Je ne serais pas la personne que je suis sans ce parcours. Et j’ai aujourd’hui beaucoup d’estime pour cette personne 😊 J’ai accepté ce que je ne peux changer.
Accepter est très différent de refouler. L’acceptation du passé est une démarche de paix avec soi, de vérité. Tandis que le refoulement consiste à se mentir à soi et aux autres, à prétendre être une autre personne. À tenter d’enfouir des événements douloureux qui ne pourront que se manifester à nouveau…
Je suis une enfant maltraitée hypersensible devenue une adulte épanouie. Cela m’a construite mais cela ne m’enferme pas. Je suis aussi bien d’autres choses. Tout ce que j’ai envie d’être.
Cela n’a pas été sans mal et sans efforts. Mais c’est ainsi. C’est ma vie. Et jusqu’à la preuve du contraire, je n’ai que celle-là à ma disposition. Autant l’apprécier comme il se doit.
La quête du sens
À partir du moment où j’ai décidé que je ne devais pas avoir honte de mon enfance blessée, le regard que j’ai porté sur les relations sociales a radicalement évolué.
Mes recherches sur l’hypersensibilité ont éclairé les derniers points obscurs de ma personnalité.
- Pourquoi suis-je si irritée par les incivilités ordinaires ?
- Pourquoi je ne supporte pas la médiocrité professionnelle ?
- Pourquoi les managers qui ne prennent pas leurs responsabilités m’énervent au plus haut point ?
- Pourquoi j’ai besoin de tout analyser ?
- Pourquoi j’ai toujours envie de défendre la veuve et l’orphelin ?
- Pourquoi je n’arrive pas à comprendre que des actes violents soient possibles ?
- Pourquoi est-il si évident pour moi de faire partie d’un écosystème et pas pour l’ensemble de l’humanité ?

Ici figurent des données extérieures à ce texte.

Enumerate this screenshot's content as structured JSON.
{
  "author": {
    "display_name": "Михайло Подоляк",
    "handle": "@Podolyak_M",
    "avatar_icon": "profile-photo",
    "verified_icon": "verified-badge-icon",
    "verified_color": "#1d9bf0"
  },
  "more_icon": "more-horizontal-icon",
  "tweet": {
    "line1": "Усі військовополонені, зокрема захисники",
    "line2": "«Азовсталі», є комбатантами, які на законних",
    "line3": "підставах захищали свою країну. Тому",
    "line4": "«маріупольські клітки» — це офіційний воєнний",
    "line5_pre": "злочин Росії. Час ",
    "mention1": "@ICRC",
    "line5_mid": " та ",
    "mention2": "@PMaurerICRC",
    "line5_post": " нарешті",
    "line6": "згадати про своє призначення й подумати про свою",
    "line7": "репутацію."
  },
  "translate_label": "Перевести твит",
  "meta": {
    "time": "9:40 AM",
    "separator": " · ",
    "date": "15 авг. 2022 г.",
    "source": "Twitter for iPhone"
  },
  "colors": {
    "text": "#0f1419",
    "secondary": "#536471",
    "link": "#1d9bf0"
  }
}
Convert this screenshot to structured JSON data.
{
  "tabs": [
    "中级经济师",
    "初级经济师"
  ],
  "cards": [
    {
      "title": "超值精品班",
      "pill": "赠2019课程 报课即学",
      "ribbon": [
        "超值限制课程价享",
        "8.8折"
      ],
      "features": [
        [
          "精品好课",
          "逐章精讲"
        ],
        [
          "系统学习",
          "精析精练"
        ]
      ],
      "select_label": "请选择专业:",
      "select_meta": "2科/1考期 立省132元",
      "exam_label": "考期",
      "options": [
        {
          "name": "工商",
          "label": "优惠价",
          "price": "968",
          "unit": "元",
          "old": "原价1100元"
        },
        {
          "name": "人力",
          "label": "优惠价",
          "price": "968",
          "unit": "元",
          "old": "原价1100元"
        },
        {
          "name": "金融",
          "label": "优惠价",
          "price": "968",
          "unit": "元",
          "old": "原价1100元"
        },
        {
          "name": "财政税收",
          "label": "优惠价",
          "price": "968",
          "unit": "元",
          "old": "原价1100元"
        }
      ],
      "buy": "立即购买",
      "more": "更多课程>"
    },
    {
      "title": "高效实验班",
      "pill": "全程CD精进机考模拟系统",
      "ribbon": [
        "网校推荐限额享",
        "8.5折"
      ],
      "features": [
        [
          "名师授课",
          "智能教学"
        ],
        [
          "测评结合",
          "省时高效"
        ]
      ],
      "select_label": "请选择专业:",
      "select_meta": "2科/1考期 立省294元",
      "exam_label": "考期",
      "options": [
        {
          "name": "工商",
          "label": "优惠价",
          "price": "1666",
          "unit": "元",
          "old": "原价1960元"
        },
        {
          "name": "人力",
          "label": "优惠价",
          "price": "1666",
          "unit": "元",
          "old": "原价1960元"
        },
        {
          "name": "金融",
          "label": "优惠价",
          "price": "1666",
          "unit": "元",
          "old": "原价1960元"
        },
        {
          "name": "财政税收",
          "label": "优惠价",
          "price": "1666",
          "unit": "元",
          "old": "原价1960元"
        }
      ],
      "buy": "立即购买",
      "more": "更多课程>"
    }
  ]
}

- Pourquoi je fantasme depuis l’adolescence d’être Wonder-Woman pour péter la gueule à tous les « méchants » ? 😁
Cette découverte, ce burnout, ont aussi été le déclic qui m’a fait changer d’environnement professionnel. Votre corps ne lâche jamais par hasard. Il vous force à regarder la situation en face. Pour ma part, cela faisait plusieurs années que je ne trouvais plus de sens dans mon travail. Mais je tenais, parce que ma situation professionnelle était très confortable.
Quand j’ai décidé de me mettre à mon compte, j’ignorais tout du blogging en tant qu’activité professionnelle. Je pensais faire de la prestation technique.
Mais j’avais aussi envie de partager mes découvertes et ma croissance personnelle, pour que ça serve à d’autres. Dévoiler mes blessures comme mes forces.
Et voilà ce qui m’a amenée jusqu’à vous, une étape après l’autre…
Si je ne pouvais m’adresser directement aux anciens enfants maltraités car le sujet est trop tabou, je pouvais au moins évoquer mes découvertes sur l’hypersensibilité et partager mon parcours de découverte et de développement de soi.
Je me doutais de ne pas être la seule à avoir ignoré cette spécificité de notre système nerveux durant si longtemps.
Je repensais à toutes les fois où ma sensibilité débordante m’avait créé des problèmes. À l’impuissance que je ressentais face à certaines de mes réactions ou à celles des autres.
Aux milieux professionnels dans lesquels j’avais travaillé, qui sont bien loin de valoriser la sensibilité.
Depuis toujours, ce sont les minorités maltraitées ou méprisées qui ont fait bouger les mentalités et changé le monde. Viendra le tour des Sensibles.
Les enfants hypersensibles qui auront la chance d’être acceptés tels qu’ils sont par leur entourage familial développeront plus facilement leur potentiel créatif, qu’ils transformeront plus tard en force.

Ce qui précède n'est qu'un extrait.